UC Berkeley Chancellor Carol Christ also gave some parting words to the ASUC. She provided updates on the campus’s budget, which has received some state and federal funding, and said campus is trying to secure student and faculty data on a UC-wide level after the recent breach.

ASUC executive officials and senators then reflected on their terms, the lessons they have learned and what they will be doing moving forward.

“For me, I know there was a lot of lessons that I had to learn coming into this role,” said ASUC President Victoria Vera. “My one presidency can’t just change the association entirely, but I hope that at least my presence and my voice is the start of the cultural change that we need.”

After updates from other departments, officials considered a bill that would make RSOs ineligible to use ASUC funding for member stipends in the 2022-23 school year.

In its reasoning, the bill states that the ASUC cannot meet the “high demands” for funding and stipend requests from RSOs.

James Weichert, ASUC chief of staff in the Office of Academic Affairs, encouraged senators to vote no on the bill, noting that the ASUC’s main problem is not a financial one, rather a lack of trust from the student body.

“We need to have conversations not only about stipends within the association, and outside of the association, but how we’re dealing with our finances,” Weichert said. “And how we’re ensuring that elected officials are the first and foremost people working on issues around finances and that they’re responsive and accountable to students.”

The bill also states that RSOs can still seek funding by passing a student fee.
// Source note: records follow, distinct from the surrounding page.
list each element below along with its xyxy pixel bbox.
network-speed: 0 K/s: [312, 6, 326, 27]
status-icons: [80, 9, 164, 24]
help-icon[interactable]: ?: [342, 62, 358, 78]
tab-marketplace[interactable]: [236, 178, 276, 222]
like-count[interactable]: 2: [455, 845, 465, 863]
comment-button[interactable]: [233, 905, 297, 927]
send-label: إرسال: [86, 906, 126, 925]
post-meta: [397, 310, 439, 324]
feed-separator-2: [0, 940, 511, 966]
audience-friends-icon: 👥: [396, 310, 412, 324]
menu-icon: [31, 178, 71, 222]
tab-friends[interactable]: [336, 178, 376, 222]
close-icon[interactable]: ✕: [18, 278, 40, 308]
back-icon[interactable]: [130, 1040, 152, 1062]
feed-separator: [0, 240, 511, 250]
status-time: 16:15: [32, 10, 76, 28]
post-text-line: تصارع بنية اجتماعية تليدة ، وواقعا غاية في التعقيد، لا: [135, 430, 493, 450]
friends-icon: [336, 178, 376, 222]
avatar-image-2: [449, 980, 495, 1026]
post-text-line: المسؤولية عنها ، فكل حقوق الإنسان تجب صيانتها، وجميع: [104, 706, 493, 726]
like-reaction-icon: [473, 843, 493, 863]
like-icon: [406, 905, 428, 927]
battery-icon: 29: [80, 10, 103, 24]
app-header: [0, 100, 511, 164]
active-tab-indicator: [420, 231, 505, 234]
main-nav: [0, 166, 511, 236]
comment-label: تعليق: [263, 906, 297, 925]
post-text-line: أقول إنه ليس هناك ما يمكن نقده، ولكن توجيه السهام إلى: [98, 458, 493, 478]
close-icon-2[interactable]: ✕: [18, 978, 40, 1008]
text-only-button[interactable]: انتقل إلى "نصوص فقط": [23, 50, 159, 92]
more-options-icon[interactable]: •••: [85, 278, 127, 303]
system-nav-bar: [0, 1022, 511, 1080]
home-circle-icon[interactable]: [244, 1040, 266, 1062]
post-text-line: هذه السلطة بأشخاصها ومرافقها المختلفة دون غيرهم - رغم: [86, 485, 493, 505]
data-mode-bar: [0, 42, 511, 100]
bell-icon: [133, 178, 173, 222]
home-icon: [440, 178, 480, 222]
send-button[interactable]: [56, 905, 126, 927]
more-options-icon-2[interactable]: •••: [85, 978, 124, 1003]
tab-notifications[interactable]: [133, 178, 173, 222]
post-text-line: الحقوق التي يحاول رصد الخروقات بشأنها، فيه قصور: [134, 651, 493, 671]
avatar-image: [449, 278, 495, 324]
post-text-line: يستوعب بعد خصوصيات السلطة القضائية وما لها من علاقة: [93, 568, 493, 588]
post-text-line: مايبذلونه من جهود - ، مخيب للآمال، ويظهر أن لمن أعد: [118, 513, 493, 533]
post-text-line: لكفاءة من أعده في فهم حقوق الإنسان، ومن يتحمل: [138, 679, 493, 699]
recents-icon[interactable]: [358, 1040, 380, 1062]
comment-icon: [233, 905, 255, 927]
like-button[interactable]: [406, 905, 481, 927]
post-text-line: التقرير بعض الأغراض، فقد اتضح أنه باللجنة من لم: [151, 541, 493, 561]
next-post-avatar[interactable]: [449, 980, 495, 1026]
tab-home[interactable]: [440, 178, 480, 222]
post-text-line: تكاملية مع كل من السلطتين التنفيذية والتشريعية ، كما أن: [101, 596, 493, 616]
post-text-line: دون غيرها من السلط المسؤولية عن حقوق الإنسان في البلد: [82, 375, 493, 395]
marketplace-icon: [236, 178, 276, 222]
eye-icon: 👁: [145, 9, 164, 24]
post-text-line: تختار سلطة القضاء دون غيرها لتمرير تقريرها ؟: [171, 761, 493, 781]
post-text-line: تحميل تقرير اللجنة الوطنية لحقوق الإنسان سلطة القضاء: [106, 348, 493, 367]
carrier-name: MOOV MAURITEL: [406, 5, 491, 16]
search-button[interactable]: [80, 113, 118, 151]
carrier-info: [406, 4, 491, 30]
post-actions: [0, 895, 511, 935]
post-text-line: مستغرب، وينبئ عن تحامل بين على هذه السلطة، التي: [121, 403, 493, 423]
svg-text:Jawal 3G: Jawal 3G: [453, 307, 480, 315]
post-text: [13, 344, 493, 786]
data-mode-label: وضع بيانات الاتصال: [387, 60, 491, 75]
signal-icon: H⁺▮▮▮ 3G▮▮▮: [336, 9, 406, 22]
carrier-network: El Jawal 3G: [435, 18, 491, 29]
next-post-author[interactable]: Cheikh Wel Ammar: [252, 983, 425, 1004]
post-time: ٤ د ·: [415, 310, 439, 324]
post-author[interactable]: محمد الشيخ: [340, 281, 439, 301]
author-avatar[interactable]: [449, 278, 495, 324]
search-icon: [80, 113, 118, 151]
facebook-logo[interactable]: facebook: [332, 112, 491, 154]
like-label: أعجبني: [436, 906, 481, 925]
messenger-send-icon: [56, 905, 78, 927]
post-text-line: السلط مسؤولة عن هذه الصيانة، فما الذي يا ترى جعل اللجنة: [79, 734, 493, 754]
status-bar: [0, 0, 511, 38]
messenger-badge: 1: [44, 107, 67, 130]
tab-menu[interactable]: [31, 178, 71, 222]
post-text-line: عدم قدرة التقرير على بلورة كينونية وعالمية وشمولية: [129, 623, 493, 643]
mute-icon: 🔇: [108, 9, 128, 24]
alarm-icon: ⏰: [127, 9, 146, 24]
Weichert noted that the process for preparing a student fee takes a significant amount of time and energy, which still does not guarantee that it will pass.

During public comment, several students voiced their opposition to the bill and their support for providing stipends for the Queer Alliance and Resource Center and the Black Student Union, or BSU.

“We literally retain students that are marginalized on this campus,” said BSU chair Kyra Abrams. “I don’t see any other reasons why we should not get stipends. We definitely deserve them for the work and the labor that we put in.”

Gabrielle Sharp, ASUC senator-elect, who is endorsed by the queer and transgender community and the Black community, also voiced her opposition to the bill and concern for meeting students’ needs. 

After more than an hour in closed session, most officials voted in favor of tabling the bill indefinitely.